We took off from Tiger Five, the battalion helicopter pad, at 10 a.m. on the morning of October 4th. Accompanying me were Bic, the interpreter, and private Browne, my Batman and bodyguard. We ascended over Nui Dat in tight spirals to a height of nearly four thousand feet, quite sufficient to cope with any anti-aircraft fire which may have met us when we were a long way out from the base. The green rows of rubber trees passed beneath us as we flew over Long Tan and looked out on a vast expanse of jungle, still bright green in the wet season. Here and there were large clearings across which ran the unmistakable marks of ox carts. The early part of the Dat Do rice harvest was evidently on its way to the rice caches of D445 Battalion and the Fifth Viet Cong Division. We swung south to follow Route 23.  so we could see the state of the damage inflicted by the Viet Cong . I gave up trying to count the number of culverts which had been destroyed and the number of holes which had been dug across the road. As one flew over mile after mile of jungle which denied visual penetration one came to feel Xuyen Moc was the end of the earth--nothing could be further away from one's concept of civilization!

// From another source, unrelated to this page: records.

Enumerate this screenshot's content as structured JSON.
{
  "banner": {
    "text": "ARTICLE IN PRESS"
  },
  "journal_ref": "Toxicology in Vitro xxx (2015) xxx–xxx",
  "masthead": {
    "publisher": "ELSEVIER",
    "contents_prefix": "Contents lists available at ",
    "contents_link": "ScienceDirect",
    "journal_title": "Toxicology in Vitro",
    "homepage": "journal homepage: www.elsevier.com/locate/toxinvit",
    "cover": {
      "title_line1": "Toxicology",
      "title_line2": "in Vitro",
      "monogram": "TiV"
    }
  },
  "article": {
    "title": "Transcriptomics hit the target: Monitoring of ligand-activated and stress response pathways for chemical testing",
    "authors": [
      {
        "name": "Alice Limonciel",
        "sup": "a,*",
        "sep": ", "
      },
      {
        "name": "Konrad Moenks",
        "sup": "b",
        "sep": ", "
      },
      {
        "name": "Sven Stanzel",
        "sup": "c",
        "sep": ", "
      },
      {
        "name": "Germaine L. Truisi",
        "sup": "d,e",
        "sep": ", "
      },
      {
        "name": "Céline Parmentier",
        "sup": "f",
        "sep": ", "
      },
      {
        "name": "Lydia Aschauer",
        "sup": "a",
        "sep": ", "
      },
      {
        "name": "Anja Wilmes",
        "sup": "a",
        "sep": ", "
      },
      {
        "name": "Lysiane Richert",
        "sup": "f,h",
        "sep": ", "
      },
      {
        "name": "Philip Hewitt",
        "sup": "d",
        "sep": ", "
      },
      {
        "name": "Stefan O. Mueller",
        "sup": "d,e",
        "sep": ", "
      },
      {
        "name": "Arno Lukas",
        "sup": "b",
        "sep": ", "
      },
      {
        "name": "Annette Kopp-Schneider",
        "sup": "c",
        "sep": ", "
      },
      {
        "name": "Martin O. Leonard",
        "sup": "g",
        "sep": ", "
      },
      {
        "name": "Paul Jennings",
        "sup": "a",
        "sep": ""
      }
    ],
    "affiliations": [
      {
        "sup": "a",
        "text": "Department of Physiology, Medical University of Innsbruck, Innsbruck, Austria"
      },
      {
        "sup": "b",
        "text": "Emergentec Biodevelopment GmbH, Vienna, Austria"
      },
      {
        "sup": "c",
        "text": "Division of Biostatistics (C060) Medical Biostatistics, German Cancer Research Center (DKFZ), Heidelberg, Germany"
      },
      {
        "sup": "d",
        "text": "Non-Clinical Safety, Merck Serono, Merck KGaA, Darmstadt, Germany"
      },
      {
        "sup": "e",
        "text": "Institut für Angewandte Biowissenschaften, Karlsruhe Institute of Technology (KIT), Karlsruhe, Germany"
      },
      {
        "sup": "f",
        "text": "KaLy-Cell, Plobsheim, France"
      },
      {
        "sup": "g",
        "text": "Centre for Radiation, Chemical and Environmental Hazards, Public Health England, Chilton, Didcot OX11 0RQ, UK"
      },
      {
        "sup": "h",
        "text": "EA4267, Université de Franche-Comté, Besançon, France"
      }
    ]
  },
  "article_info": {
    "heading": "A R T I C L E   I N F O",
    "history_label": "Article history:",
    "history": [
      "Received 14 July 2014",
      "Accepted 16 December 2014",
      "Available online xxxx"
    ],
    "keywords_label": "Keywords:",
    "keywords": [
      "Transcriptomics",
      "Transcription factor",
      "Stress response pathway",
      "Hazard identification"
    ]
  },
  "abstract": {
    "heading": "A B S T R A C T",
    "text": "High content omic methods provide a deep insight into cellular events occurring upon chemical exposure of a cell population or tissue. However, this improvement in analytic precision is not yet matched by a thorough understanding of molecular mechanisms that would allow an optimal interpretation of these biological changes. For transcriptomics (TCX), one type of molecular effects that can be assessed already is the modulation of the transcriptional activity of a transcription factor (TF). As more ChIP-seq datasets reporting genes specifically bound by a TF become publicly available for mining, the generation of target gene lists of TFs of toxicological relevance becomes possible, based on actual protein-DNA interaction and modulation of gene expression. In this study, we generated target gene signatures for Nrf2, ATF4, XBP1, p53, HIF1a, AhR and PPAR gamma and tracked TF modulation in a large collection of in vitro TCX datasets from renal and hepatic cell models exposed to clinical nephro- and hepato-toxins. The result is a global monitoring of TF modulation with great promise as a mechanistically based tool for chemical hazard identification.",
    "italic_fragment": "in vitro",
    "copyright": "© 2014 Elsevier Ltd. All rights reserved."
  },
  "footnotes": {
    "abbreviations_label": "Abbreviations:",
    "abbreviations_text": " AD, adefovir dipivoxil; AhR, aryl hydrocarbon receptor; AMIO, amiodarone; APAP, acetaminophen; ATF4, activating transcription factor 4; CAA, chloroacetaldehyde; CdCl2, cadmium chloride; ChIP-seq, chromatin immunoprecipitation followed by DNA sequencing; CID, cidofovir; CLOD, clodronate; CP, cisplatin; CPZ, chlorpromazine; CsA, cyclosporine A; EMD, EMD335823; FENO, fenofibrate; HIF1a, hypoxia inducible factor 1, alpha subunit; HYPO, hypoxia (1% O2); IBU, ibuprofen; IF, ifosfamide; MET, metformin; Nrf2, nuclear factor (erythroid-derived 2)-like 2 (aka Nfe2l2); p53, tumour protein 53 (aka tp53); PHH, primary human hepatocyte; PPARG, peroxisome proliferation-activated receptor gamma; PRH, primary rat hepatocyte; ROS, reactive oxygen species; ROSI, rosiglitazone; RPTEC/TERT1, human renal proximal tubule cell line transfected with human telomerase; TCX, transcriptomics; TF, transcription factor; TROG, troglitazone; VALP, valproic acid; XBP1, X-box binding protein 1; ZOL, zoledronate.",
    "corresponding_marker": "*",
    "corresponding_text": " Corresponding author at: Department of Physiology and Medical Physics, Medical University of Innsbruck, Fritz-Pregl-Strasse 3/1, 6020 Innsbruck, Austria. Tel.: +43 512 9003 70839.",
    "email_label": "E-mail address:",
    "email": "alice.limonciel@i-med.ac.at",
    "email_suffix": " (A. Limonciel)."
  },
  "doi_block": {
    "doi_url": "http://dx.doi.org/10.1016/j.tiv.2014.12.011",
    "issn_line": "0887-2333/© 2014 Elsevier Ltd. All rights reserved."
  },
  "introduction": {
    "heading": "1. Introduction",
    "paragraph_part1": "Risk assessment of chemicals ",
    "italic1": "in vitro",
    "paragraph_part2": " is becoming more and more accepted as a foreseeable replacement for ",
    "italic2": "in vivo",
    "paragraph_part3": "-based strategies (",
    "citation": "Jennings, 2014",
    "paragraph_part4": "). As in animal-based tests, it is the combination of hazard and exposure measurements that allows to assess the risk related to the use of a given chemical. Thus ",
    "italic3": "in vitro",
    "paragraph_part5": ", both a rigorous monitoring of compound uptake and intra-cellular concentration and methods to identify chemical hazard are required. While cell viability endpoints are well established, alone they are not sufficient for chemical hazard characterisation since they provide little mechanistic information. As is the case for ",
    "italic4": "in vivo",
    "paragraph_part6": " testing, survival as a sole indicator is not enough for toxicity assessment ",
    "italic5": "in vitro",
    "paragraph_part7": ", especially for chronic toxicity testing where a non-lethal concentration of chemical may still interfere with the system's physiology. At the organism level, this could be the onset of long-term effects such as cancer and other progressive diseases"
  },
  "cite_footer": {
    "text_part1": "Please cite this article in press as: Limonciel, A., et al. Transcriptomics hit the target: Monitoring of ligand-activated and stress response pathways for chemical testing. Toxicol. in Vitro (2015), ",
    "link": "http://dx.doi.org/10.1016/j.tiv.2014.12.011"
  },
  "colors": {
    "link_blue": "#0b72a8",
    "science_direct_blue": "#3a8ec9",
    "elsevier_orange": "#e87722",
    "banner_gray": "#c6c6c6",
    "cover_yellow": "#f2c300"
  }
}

After five miles we passed the staggered junction of both sections of Route 23. The red earth of the former was smooth for as far as the eye can see. Shortly afterwards the clearing in which Xuyen Moc lay came into view. The village looked perfectly peaceful. Small columns of smoke twisted upwards in moist air from huts of bamboo and houses of brick. A few herds of cattle moved between the edge of the jungle and the outer barbed wire of the village defences and the men could be seen at the road blocks guarding the approaches to the village. As we swung low over the centre of the village we could see a broad square of earth which formed the market place. Around the market place on three sides were shops. On the fourth side was the district headquarters compound. Small figures began to run out of the compound as we came low overhead. While we made another circuit of the village they grouped in a field one hundred yards in front of the compound and set off a canister of purple smoke. We took this as a good indication of where they wanted us to land and made a final steep drop to land twenty yards from the assembled group. No sooner than I, Browne and Bic jumped out of the helicopter than the aircraft had taken off again, not caring to risk enemy mortar fire from the jungle, a little over a mile away.